Market sell-off is about 80 percent over and will be reversed by share buybacks, JP Morgan says

The recent mini-correction in stocks has been driven mostly by technical factors and should reverse as companies progress through earnings season, according to J.P. Morgan strategists.

One of the key figures will be share buybacks, which have propelled much of the nine-year-old bull market and will resume as more S&P 500 companies report and emerge from the pre-earnings quiet period. Other factors cited that could contribute to a turnaround include a generally stronger profit outlook, a decline in volatility and current bearish positioning that will reverse as confidence returns.

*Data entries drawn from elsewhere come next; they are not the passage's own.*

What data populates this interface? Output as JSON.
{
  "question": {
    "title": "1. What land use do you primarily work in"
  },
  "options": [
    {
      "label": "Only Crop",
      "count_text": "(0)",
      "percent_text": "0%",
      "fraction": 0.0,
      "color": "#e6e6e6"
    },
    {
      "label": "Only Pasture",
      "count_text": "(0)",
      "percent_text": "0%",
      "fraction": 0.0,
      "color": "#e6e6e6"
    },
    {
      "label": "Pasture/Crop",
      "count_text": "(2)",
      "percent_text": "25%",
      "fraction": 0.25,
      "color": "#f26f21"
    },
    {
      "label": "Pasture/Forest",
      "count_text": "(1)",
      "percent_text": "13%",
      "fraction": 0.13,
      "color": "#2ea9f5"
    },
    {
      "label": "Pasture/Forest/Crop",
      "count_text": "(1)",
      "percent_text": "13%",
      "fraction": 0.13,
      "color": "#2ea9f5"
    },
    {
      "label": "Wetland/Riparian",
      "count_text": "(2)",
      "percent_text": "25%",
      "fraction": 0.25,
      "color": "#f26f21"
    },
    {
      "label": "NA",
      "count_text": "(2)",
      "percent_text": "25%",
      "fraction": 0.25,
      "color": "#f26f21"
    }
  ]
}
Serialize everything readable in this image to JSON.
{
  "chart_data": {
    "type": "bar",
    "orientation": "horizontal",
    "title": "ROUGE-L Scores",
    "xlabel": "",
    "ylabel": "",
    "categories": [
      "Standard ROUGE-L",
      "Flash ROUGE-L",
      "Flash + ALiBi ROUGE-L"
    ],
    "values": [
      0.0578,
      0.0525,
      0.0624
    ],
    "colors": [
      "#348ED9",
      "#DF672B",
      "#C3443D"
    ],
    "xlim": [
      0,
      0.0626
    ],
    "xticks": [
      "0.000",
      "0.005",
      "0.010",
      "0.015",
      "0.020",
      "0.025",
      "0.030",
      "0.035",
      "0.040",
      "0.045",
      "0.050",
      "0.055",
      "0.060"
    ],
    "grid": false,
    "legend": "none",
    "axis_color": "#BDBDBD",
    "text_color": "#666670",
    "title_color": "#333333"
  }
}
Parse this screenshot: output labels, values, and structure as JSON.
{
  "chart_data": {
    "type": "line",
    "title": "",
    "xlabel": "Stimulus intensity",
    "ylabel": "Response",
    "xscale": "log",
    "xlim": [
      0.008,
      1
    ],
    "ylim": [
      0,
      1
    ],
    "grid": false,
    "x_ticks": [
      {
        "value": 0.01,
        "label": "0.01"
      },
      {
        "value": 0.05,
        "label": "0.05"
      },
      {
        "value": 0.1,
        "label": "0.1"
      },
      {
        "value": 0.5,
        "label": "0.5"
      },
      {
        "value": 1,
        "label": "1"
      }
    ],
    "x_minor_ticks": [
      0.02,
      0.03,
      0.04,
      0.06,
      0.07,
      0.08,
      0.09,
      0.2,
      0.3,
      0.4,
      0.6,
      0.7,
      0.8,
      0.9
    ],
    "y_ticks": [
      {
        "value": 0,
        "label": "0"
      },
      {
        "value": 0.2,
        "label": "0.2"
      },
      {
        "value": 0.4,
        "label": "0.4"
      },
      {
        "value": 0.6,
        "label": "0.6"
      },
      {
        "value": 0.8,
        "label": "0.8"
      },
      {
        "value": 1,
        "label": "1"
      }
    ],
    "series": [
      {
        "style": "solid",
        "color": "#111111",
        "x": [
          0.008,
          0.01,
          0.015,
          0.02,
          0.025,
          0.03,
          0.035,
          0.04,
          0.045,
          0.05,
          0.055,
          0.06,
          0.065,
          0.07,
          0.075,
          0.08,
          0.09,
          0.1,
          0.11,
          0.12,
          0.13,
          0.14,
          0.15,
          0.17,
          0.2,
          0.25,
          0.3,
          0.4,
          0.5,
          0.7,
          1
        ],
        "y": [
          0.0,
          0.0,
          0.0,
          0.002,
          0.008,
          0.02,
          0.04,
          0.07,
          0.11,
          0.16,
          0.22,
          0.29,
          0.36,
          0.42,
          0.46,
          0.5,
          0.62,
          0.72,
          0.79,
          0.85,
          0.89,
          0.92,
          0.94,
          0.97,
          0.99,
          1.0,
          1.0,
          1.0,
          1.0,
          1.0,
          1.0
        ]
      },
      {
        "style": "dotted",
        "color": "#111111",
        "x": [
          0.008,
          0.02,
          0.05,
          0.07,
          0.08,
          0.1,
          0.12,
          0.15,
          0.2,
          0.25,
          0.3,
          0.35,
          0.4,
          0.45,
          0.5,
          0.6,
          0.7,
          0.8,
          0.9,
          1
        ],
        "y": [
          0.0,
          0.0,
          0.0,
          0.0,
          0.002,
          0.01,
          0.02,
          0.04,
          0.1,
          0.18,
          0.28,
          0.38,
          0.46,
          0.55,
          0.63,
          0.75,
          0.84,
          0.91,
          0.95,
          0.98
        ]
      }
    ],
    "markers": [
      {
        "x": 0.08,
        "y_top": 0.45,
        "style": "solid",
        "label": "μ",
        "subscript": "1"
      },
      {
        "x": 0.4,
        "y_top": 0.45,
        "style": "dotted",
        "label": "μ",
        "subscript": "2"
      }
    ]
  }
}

“Ultimately, the evolution of fundamentals rather than technicals will dictate the duration and end of this cycle,” Dubravko Lakos-Bujas, head of U.S. equity strategy at J.P. Morgan, said in a note to clients. “Tame inflation combined with a still positive earnings backdrop and non-inflationary growth should allow this bull market to run for longer.”

Lakos-Bujas sees the technical-driven selling as about 80 percent over. Systematic strategies along with commodities trading advisors are helping to drive the drawdown, which saw the S&P 500 shed about 7 percent at one point.

The major averages have climbed back and recovered much of their losses, though Thursday saw another decline after minutes from the most recent Federal Reserve meeting, released Wednesday, indicated the central bank remains committed to a steady diet of interest rate hikes ahead.

Longer-term fundamentals indicate that the downdraft should pass soon, Lakos-Bujas said.

Wall Street figures companies will buy back upwards of $1 trillion of their own shares this year, thanks in part to a windfall from last year’s tax cut, which lowered the corporate rate and provided incentive to repatriate profits stored overseas. The buybacks will help improve market liquidity and inspire confidence about the overall market picture, according to the J.P. Morgan report.

The current situation is “a temporary correction within an ongoing bull market,” Lakos-Bujas wrote.

In particular, the firm likes small-cap stocks because of their risk-reward picture as well as mega-caps that will benefit from defensive positioning that prevailed heading into the sell-off and could reverse after another strong earnings season. The S&P 500 collectively is expected to show a year-over-year profit gain of 19.1 percent, according to the latest FactSet estimates.

Both the S&P 500 and the Russell 2000, which tracks small-cap stocks, hit “extremely oversold” levels last week, according to the analysis.

“In addition to being cheap in absolute terms, valuation looks even cheaper if taken in context of low global interest rates,” Lakos-Bujas said.